La aprobación llega en plena crisis militar con Estados Unidos que, según reportes, ya ha pulverizado tres embarcaciones salidas de costas venezolanas. Al mismo tiempo, la justicia estadounidense busca que el presidente Nicolás Maduro responda por supuestos vínculos con organizaciones criminales —como el Cártel de los Soles y el Tren de Aragua—, acusaciones que el Gobierno venezolano niega y considera parte de un intento por forzar un cambio de régimen.
El tratado abriría nuevos campos de cooperación con Rusia, país con el que la nación sudamericana ya mantiene lazos militares. Como ejemplo de esta colaboración, en Venezuela opera una fábrica con licencia nacional de fusiles AK-103 Kaláshnikov.

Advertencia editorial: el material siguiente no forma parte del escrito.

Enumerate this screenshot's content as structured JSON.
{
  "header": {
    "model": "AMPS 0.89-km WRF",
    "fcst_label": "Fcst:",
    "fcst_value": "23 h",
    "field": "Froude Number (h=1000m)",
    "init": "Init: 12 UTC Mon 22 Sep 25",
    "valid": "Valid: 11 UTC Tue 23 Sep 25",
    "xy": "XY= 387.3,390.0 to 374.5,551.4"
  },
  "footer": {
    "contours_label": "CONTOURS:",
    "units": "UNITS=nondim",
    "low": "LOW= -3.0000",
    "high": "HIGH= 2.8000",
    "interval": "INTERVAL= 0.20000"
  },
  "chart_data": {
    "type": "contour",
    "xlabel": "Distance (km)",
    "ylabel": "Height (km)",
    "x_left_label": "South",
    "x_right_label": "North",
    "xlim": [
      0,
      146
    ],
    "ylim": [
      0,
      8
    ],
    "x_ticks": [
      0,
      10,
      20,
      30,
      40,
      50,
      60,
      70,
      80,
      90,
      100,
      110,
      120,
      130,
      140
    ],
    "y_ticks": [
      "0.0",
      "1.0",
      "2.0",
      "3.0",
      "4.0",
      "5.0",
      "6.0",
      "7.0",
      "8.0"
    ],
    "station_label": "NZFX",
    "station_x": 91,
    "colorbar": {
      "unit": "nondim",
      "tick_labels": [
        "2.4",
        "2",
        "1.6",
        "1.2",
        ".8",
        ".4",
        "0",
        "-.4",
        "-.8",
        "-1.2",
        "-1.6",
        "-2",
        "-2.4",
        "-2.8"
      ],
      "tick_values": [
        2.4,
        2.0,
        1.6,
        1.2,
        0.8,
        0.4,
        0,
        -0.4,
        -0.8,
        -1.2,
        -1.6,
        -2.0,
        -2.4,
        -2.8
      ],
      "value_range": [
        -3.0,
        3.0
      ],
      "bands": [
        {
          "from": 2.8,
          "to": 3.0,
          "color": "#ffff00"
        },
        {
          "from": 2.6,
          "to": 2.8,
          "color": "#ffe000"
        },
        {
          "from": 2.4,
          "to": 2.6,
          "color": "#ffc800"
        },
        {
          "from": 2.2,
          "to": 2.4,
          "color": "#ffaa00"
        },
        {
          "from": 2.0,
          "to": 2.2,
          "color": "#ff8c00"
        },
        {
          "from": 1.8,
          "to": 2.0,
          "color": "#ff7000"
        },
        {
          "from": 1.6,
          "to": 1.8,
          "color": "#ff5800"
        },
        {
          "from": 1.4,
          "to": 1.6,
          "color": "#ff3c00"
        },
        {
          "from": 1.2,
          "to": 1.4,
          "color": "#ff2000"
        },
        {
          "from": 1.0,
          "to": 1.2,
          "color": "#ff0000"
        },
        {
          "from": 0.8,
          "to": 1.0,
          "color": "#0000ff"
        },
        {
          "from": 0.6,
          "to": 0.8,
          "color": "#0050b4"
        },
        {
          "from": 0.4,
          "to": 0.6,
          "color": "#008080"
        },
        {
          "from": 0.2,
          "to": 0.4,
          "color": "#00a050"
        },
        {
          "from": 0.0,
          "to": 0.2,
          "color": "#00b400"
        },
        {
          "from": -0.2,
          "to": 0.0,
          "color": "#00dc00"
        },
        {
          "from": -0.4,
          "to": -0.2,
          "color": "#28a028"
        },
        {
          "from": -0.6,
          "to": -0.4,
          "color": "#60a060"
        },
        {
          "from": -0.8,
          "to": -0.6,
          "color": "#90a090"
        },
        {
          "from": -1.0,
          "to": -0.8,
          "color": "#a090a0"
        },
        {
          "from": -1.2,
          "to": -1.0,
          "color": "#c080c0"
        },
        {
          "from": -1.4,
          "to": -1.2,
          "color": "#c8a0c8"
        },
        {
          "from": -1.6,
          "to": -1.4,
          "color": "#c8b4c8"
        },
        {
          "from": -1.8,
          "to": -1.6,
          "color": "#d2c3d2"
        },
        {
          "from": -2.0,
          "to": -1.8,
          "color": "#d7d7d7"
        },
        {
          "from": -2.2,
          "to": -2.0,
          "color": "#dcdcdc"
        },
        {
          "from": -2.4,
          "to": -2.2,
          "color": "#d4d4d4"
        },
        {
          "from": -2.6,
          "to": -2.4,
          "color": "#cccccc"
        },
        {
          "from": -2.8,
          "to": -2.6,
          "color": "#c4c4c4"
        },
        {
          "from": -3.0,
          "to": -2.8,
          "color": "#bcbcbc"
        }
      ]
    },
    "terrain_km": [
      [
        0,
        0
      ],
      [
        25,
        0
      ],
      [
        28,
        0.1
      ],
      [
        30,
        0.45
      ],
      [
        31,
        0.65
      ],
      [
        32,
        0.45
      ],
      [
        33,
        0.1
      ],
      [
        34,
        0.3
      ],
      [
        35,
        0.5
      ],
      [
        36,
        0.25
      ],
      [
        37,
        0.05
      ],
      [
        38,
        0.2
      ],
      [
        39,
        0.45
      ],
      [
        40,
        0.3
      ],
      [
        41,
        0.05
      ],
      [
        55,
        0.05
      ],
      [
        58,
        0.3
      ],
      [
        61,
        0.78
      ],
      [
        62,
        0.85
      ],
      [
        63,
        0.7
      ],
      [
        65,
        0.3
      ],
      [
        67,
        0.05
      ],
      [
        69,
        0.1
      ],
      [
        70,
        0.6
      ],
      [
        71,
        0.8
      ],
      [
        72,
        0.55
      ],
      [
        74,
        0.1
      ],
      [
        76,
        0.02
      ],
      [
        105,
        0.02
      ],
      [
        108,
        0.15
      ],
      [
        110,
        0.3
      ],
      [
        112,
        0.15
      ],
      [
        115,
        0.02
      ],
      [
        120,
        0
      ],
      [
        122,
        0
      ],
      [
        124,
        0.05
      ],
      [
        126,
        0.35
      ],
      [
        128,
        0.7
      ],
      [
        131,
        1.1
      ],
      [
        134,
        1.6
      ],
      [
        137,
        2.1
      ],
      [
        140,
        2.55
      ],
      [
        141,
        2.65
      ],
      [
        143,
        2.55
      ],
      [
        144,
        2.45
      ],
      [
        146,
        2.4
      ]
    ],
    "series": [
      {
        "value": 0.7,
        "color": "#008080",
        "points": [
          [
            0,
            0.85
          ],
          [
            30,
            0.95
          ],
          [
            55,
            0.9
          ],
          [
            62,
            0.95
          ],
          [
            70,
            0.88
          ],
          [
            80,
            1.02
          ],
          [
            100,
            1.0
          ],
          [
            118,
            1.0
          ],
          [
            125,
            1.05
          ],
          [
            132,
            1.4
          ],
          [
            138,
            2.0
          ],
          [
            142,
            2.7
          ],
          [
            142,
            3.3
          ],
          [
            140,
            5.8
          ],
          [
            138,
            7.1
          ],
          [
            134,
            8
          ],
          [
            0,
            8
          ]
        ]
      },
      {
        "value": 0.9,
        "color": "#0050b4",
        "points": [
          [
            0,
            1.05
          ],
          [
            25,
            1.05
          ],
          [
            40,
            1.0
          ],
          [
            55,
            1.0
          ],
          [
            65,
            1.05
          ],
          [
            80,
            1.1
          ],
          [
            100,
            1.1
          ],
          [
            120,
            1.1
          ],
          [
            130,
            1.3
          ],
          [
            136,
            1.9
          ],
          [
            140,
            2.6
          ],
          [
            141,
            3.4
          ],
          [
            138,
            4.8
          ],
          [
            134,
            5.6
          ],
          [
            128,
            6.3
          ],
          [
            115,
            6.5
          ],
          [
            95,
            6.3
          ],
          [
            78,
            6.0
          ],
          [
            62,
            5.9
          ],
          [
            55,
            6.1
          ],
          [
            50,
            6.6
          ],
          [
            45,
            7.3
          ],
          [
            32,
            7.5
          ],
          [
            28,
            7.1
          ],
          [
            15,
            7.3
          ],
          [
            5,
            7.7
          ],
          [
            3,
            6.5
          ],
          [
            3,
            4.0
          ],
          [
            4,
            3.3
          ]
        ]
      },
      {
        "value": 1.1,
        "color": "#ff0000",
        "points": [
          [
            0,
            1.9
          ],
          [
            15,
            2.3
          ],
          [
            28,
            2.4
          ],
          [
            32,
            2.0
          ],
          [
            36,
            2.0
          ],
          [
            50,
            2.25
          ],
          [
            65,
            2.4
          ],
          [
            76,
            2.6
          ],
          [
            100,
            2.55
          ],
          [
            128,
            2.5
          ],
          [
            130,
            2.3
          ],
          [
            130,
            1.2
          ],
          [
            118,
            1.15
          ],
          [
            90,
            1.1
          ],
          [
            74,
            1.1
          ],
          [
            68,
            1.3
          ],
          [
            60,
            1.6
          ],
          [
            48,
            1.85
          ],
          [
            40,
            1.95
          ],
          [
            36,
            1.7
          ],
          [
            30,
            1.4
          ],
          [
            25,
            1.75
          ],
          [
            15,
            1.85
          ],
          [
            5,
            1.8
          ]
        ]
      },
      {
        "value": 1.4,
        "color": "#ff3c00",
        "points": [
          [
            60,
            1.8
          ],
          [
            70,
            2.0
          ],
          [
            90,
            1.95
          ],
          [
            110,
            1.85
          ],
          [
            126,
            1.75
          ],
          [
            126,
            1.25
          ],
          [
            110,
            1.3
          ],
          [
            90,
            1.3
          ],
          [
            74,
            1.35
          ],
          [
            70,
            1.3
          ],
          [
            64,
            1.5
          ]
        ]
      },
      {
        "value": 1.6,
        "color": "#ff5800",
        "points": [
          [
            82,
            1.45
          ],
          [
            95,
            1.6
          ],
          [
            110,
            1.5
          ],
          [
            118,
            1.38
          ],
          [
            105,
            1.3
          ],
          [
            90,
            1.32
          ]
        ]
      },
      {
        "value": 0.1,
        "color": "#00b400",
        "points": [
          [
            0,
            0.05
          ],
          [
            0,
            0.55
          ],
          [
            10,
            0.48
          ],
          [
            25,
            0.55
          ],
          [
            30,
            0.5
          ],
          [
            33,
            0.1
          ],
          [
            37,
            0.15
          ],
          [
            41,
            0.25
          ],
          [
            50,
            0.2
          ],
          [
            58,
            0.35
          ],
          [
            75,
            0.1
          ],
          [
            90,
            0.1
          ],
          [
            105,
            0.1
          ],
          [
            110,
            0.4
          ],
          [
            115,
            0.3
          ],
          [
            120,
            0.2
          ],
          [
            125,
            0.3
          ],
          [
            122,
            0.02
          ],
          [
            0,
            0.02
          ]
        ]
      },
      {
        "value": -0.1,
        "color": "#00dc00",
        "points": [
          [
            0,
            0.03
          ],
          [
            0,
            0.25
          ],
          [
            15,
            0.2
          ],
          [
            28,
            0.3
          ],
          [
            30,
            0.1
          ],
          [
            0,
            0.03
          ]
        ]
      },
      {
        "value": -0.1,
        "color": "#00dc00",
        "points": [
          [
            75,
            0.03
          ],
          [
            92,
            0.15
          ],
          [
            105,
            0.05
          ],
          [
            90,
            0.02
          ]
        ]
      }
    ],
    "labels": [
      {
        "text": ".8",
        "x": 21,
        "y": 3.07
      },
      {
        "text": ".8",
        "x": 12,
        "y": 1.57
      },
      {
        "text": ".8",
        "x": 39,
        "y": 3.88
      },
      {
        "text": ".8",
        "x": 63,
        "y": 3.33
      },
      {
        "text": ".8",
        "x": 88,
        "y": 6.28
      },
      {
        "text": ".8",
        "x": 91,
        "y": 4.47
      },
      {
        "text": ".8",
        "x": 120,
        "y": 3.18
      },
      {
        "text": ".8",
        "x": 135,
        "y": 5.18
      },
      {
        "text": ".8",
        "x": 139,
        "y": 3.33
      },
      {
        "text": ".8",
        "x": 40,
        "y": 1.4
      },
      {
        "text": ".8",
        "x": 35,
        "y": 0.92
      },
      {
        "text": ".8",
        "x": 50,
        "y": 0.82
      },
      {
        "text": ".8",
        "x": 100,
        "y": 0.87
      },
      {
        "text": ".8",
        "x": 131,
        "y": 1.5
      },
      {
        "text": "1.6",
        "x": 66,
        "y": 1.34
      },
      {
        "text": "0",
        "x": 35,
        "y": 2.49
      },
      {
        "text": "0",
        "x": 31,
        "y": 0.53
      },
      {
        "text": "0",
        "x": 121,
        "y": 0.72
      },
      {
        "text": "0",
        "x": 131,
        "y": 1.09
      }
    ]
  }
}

Desde la Casa Blanca y sus filas más cercanas al Gobierno de Donald Trump la postura es dura con el régimen chavista. El secretario de Estado, Marco Rubio, ha mostrado una abierta hostilidad hacia Maduro y ha sido enfático al pedir su derrocamiento, argumentando que su reelección fue fraudulenta.
Como demostración de fuerza, el chavismo difundió imágenes de su Aviación Militar Bolivariana con cazas Sukhoi Su-30 equipados con misiles antibuque. Además, lanzó la operación “Caribe Soberano 200”, un despliegue de 2,500 efectivos de élite y ejercicios en la isla de La Orchila, ante lo que consideran escenarios hostiles en alta mar. Este despliegue y la retórica oficial han aumentado el temor a una posible invasión. Por ello, Maduro instaló el Consejo Nacional por la Soberanía y la Paz, un foro que reúne a diversos actores —desde civiles chavistas hasta opositores tolerados por el Gobierno—, desde el cual se hizo un nuevo llamado a la paz y a la defensa de la patria.
A pesar de la tensión, el propio Trump ha negado ante la prensa haber discutido un plan de “cambio de régimen” con su gabinete.
El contexto descrito por el Legislativo y el Ejecutivo venezolano revela una combinación de refuerzo de lazos exteriores, exhibición militar y movilización política interna. Esto ocurre en vísperas de una posible escalada de tensión con Estados Unidos. La aprobación del tratado marca un paso institucional en la relación Caracas-Moscú, mientras persisten las fuertes acusaciones internacionales y la incertidumbre sobre el riesgo real de un conflicto abierto en la región.